Don’t Resurrect My Paper Voice!
Don’t Disturb My Collapsed Body!”
“Because I loved you much more than you loved me,” the fourth will say,
“And I needed you much more than you needed me,
and so I won’t take your victory wand.
(what kind of a victor could I be now anyways?)”
6.
...However,
I do lay claim to the role of a human with a difficult masculine fate,
all that is left for me, is to step to the front,
kneel to the people (closer than the rest) and say:
“My dear people, poor, kind, half-living...
We are all a bit dead, we are all immortal and mendacious.
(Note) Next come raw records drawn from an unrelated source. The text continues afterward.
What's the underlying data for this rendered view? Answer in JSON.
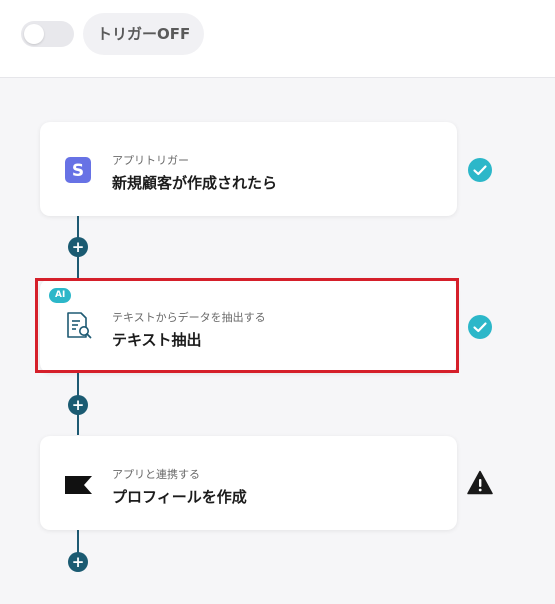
{
  "trigger": {
    "toggle_state": "off",
    "label": "トリガーOFF"
  },
  "flow": {
    "steps": [
      {
        "subtitle": "アプリトリガー",
        "title": "新規顧客が作成されたら",
        "icon": "stripe-s-icon",
        "status": "complete",
        "status_icon": "check-circle-icon"
      },
      {
        "badge": "AI",
        "subtitle": "テキストからデータを抽出する",
        "title": "テキスト抽出",
        "icon": "document-search-icon",
        "status": "complete",
        "status_icon": "check-circle-icon",
        "highlighted": true
      },
      {
        "subtitle": "アプリと連携する",
        "title": "プロフィールを作成",
        "icon": "black-flag-icon",
        "status": "warning",
        "status_icon": "warning-triangle-icon"
      }
    ],
    "add_step_symbol": "+"
  },
  "colors": {
    "accent_teal": "#2cb7c9",
    "connector": "#1e5a73",
    "highlight_red": "#d51f2a",
    "stripe_purple": "#6772e5"
  }
}
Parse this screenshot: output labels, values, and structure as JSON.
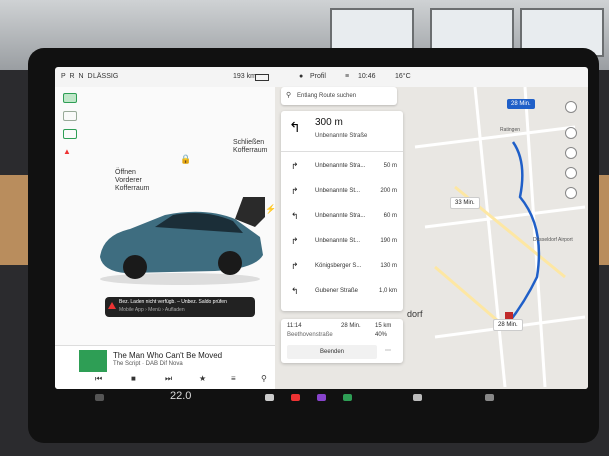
{
  "topbar": {
    "gear": "P R N D",
    "mode": "LÄSSIG",
    "range": "193 km",
    "profile": "Profil",
    "time": "10:46",
    "temp": "16°C"
  },
  "car": {
    "front_trunk": "Öffnen\nVorderer\nKofferraum",
    "rear_trunk": "Schließen\nKofferraum",
    "alert_title": "Bez. Laden nicht verfügb. – Unbez. Saldo prüfen",
    "alert_sub": "Mobile App › Menü › Aufladen"
  },
  "media": {
    "song": "The Man Who Can't Be Moved",
    "artist": "The Script · DAB Dif Nova"
  },
  "map": {
    "search_placeholder": "Entlang Route suchen",
    "first_distance": "300 m",
    "first_street": "Unbenannte Straße",
    "steps": [
      {
        "street": "Unbenannte Stra...",
        "dist": "50 m"
      },
      {
        "street": "Unbenannte St...",
        "dist": "200 m"
      },
      {
        "street": "Unbenannte Stra...",
        "dist": "60 m"
      },
      {
        "street": "Unbenannte St...",
        "dist": "190 m"
      },
      {
        "street": "Königsberger S...",
        "dist": "130 m"
      },
      {
        "street": "Gubener Straße",
        "dist": "1,0 km"
      }
    ],
    "trip_time": "11:14",
    "trip_left": "28 Min.",
    "trip_km": "15 km",
    "trip_battery": "40%",
    "trip_dest": "Beethovenstraße",
    "end_button": "Beenden",
    "eta_top": "28 Min.",
    "eta_mid": "33 Min.",
    "eta_bottom": "28 Min.",
    "place_ratingen": "Ratingen",
    "place_airport": "Düsseldorf Airport",
    "place_duesseldorf": "dorf"
  },
  "climate": {
    "temp": "22.0"
  },
  "colors": {
    "route": "#1f5fc8",
    "accent_green": "#2e9e55",
    "alert_red": "#e33333"
  }
}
Therefore, try and live, if you can, with a bit of joy,
please, be happy and fear nothing
(except humiliation, decrepitude, and a cur’s death,
although, this is also nothing to fear).”
7.
Because all those, who couldn’t withstand the major battle,
those who were left in Paris, the hospital, the hut, in poems around Moscow,
will also be gathered, like scattered wild strawberries,
and in green palms be carried home.
Trans. Tr. Peter Golub
Breaking News
Keep in mind: when there is fire in your blood,
When around — such a bliss,
and leaf fall — such — everything goes dark before your eyes,
who to be with (and who not to be with),
who to belong to
It doesn’t matter to me.
A scar under the brow — love — from glass,
The burn — love — on a finger,
I always had too little, too little of everything,
and it turned out — too much, too much.
I swear, I did not look for love
in a life of leaf fall (why beat a dead horse),
I was looking — for mercy and protection,
and found — one — more — embrace.
Life, you often smell of blood,
life, you secretly got drunk with me,
and it never hurt to be together — it never did
when we were together it was so sweet, sweet.
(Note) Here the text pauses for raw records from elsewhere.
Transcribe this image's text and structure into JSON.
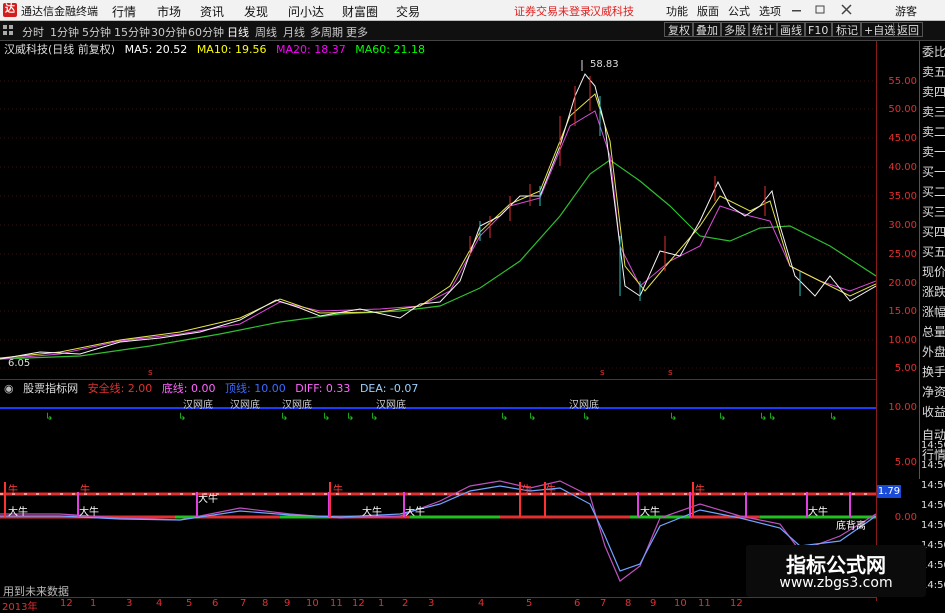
{
  "app": {
    "title": "通达信金融终端",
    "logo": "达"
  },
  "menu": [
    "行情",
    "市场",
    "资讯",
    "发现",
    "问小达",
    "财富圈",
    "交易"
  ],
  "warning": "证券交易未登录",
  "stock_name_top": "汉威科技",
  "right_menu": [
    "功能",
    "版面",
    "公式",
    "选项",
    "游客"
  ],
  "periods": [
    "分时",
    "1分钟",
    "5分钟",
    "15分钟",
    "30分钟",
    "60分钟",
    "日线",
    "周线",
    "月线",
    "多周期",
    "更多"
  ],
  "active_period": "日线",
  "toolbar_right": [
    "复权",
    "叠加",
    "多股",
    "统计",
    "画线",
    "F10",
    "标记",
    "+自选",
    "返回"
  ],
  "info": {
    "title": "汉威科技(日线 前复权)",
    "ma5": "MA5: 20.52",
    "ma10": "MA10: 19.56",
    "ma20": "MA20: 18.37",
    "ma60": "MA60: 21.18",
    "colors": {
      "ma5": "#ffffff",
      "ma10": "#ffff00",
      "ma20": "#ff00ff",
      "ma60": "#00ff00"
    }
  },
  "price_max": "58.83",
  "price_min": "6.05",
  "y_axis": [
    "55.00",
    "50.00",
    "45.00",
    "40.00",
    "35.00",
    "30.00",
    "25.00",
    "20.00",
    "15.00",
    "10.00",
    "5.00"
  ],
  "side_panel": [
    "委比",
    "卖五",
    "卖四",
    "卖三",
    "卖二",
    "卖一",
    "买一",
    "买二",
    "买三",
    "买四",
    "买五",
    "现价",
    "涨跌",
    "涨幅",
    "总量",
    "外盘",
    "换手",
    "净资",
    "收益",
    "自动",
    "行情"
  ],
  "side_panel_times": [
    "14:50",
    "14:50",
    "14:50",
    "14:50",
    "14:50",
    "14:50",
    "14:50",
    "14:50"
  ],
  "indicator": {
    "name": "股票指标网",
    "safe": "安全线: 2.00",
    "bottom": "底线: 0.00",
    "top": "顶线: 10.00",
    "diff": "DIFF: 0.33",
    "dea": "DEA: -0.07"
  },
  "ind_axis": [
    "10.00",
    "5.00",
    "0.00"
  ],
  "ind_value": "1.79",
  "signals_top": [
    "汉网底",
    "汉网底",
    "汉网底",
    "汉网底",
    "汉网底"
  ],
  "signals_bull_red": [
    "牛",
    "牛",
    "牛",
    "牛",
    "牛",
    "牛"
  ],
  "signals_bull_white": [
    "大牛",
    "大牛",
    "大牛",
    "大牛",
    "大牛",
    "大牛",
    "大牛"
  ],
  "bottom_label": "底背离",
  "future_label": "用到未来数据",
  "x_axis": [
    "2013年",
    "12",
    "1",
    "3",
    "4",
    "5",
    "6",
    "7",
    "8",
    "9",
    "10",
    "11",
    "12",
    "1",
    "2",
    "3",
    "4",
    "5",
    "6",
    "7",
    "8",
    "9",
    "10",
    "11",
    "12"
  ],
  "watermark": {
    "line1": "指标公式网",
    "line2": "www.zbgs3.com"
  }
}
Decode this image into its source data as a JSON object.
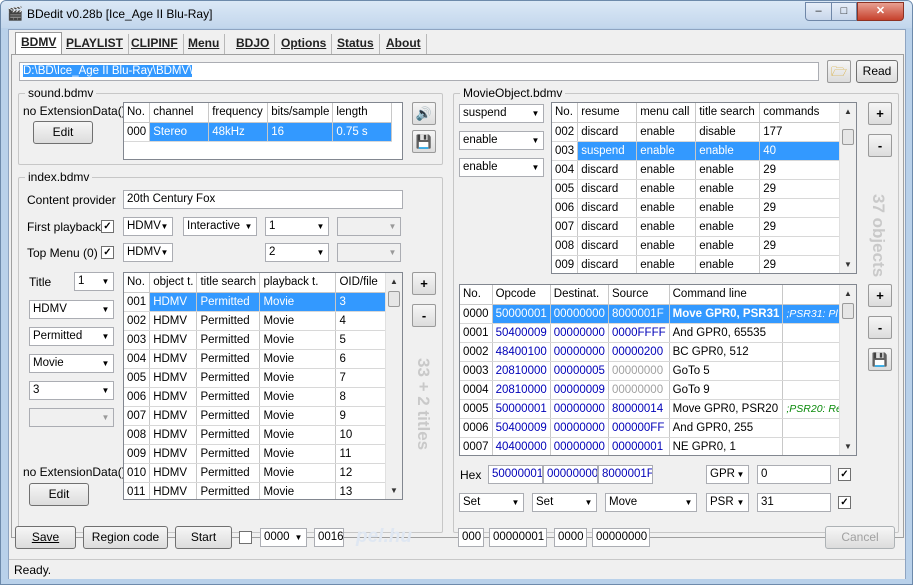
{
  "window": {
    "title": "BDedit v0.28b [Ice_Age II Blu-Ray]",
    "min": "–",
    "max": "□",
    "close": "✕"
  },
  "tabs": [
    "BDMV",
    "PLAYLIST",
    "CLIPINF",
    "Menu",
    "BDJO",
    "Options",
    "Status",
    "About"
  ],
  "path": {
    "value": "D:\\BD\\Ice_Age II Blu-Ray\\BDMV\\",
    "read_label": "Read",
    "folder_icon": "folder-open-icon"
  },
  "sound": {
    "title": "sound.bdmv",
    "ext_label": "no ExtensionData()",
    "edit_label": "Edit",
    "columns": [
      "No.",
      "channel",
      "frequency",
      "bits/sample",
      "length"
    ],
    "rows": [
      [
        "000",
        "Stereo",
        "48kHz",
        "16",
        "0.75 s"
      ]
    ]
  },
  "index": {
    "title": "index.bdmv",
    "content_provider_label": "Content provider",
    "content_provider_value": "20th Century Fox",
    "first_playback_label": "First playback",
    "first_playback_type": "HDMV",
    "first_playback_mode": "Interactive",
    "first_playback_obj": "1",
    "top_menu_label": "Top Menu (0)",
    "top_menu_type": "HDMV",
    "top_menu_obj": "2",
    "title_label": "Title",
    "title_value": "1",
    "side_type": "HDMV",
    "side_search": "Permitted",
    "side_playback": "Movie",
    "side_oid": "3",
    "ext_label": "no ExtensionData()",
    "edit_label": "Edit",
    "columns": [
      "No.",
      "object t.",
      "title search",
      "playback t.",
      "OID/file"
    ],
    "rows": [
      [
        "001",
        "HDMV",
        "Permitted",
        "Movie",
        "3"
      ],
      [
        "002",
        "HDMV",
        "Permitted",
        "Movie",
        "4"
      ],
      [
        "003",
        "HDMV",
        "Permitted",
        "Movie",
        "5"
      ],
      [
        "004",
        "HDMV",
        "Permitted",
        "Movie",
        "6"
      ],
      [
        "005",
        "HDMV",
        "Permitted",
        "Movie",
        "7"
      ],
      [
        "006",
        "HDMV",
        "Permitted",
        "Movie",
        "8"
      ],
      [
        "007",
        "HDMV",
        "Permitted",
        "Movie",
        "9"
      ],
      [
        "008",
        "HDMV",
        "Permitted",
        "Movie",
        "10"
      ],
      [
        "009",
        "HDMV",
        "Permitted",
        "Movie",
        "11"
      ],
      [
        "010",
        "HDMV",
        "Permitted",
        "Movie",
        "12"
      ],
      [
        "011",
        "HDMV",
        "Permitted",
        "Movie",
        "13"
      ]
    ],
    "count_text": "33 + 2 titles",
    "plus": "+",
    "minus": "-"
  },
  "movie": {
    "title": "MovieObject.bdmv",
    "combo1": "suspend",
    "combo2": "enable",
    "combo3": "enable",
    "columns": [
      "No.",
      "resume",
      "menu call",
      "title search",
      "commands"
    ],
    "rows": [
      [
        "002",
        "discard",
        "enable",
        "disable",
        "177"
      ],
      [
        "003",
        "suspend",
        "enable",
        "enable",
        "40"
      ],
      [
        "004",
        "discard",
        "enable",
        "enable",
        "29"
      ],
      [
        "005",
        "discard",
        "enable",
        "enable",
        "29"
      ],
      [
        "006",
        "discard",
        "enable",
        "enable",
        "29"
      ],
      [
        "007",
        "discard",
        "enable",
        "enable",
        "29"
      ],
      [
        "008",
        "discard",
        "enable",
        "enable",
        "29"
      ],
      [
        "009",
        "discard",
        "enable",
        "enable",
        "29"
      ]
    ],
    "count_text": "37 objects",
    "plus": "+",
    "minus": "-",
    "cmd_columns": [
      "No.",
      "Opcode",
      "Destinat.",
      "Source",
      "Command line"
    ],
    "cmd_rows": [
      [
        "0000",
        "50000001",
        "00000000",
        "8000001F",
        "Move GPR0, PSR31",
        ";PSR31: Pl"
      ],
      [
        "0001",
        "50400009",
        "00000000",
        "0000FFFF",
        "And GPR0, 65535",
        ""
      ],
      [
        "0002",
        "48400100",
        "00000000",
        "00000200",
        "BC GPR0, 512",
        ""
      ],
      [
        "0003",
        "20810000",
        "00000005",
        "00000000",
        "GoTo 5",
        ""
      ],
      [
        "0004",
        "20810000",
        "00000009",
        "00000000",
        "GoTo 9",
        ""
      ],
      [
        "0005",
        "50000001",
        "00000000",
        "80000014",
        "Move GPR0, PSR20",
        ";PSR20: Regi"
      ],
      [
        "0006",
        "50400009",
        "00000000",
        "000000FF",
        "And GPR0, 255",
        ""
      ],
      [
        "0007",
        "40400000",
        "00000000",
        "00000001",
        "NE GPR0, 1",
        ""
      ]
    ],
    "hex_label": "Hex",
    "hex1": "50000001",
    "hex2": "00000000",
    "hex3": "8000001F",
    "reg1_type": "GPR",
    "reg1_value": "0",
    "set1": "Set",
    "set2": "Set",
    "op": "Move",
    "reg2_type": "PSR",
    "reg2_value": "31"
  },
  "bottom": {
    "save": "Save",
    "region": "Region code",
    "start": "Start",
    "combo": "0000",
    "field1": "0016",
    "field2": "000",
    "field3": "00000001",
    "field4": "0000",
    "field5": "00000000",
    "cancel": "Cancel",
    "watermark": "pel.hu"
  },
  "status": "Ready."
}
It all started — shivering and flowing,
and continued — rough and clear,
and finished — atilt and powerful
so merciless.
Trans. Tr. Tatyana Golub
Dmitry Vodennikov (b. 1968 Moscow) has a degree in philology from the Moscow State Pedagogy Institute. He worked for Radio Russia, where he hosted “Neophyte Notes” and “Our Bell Tower.” He was a contributing editor for the NLO anthology of Russian poetry Nine Measurements (2004). He is the author of five books, including Draft (2006). His poetry was anthologized in Contemporary Russian Poetry (Dalkey Archive 2008). His site can be found here.
Translator Tatyana Golub (right) was born in Moscow and immigrated to the United States in 1989. She currently lives in Salt Lake City, Utah, where she lectures at the University of Utah, translates, and is bearing the brunt of global economic collapse.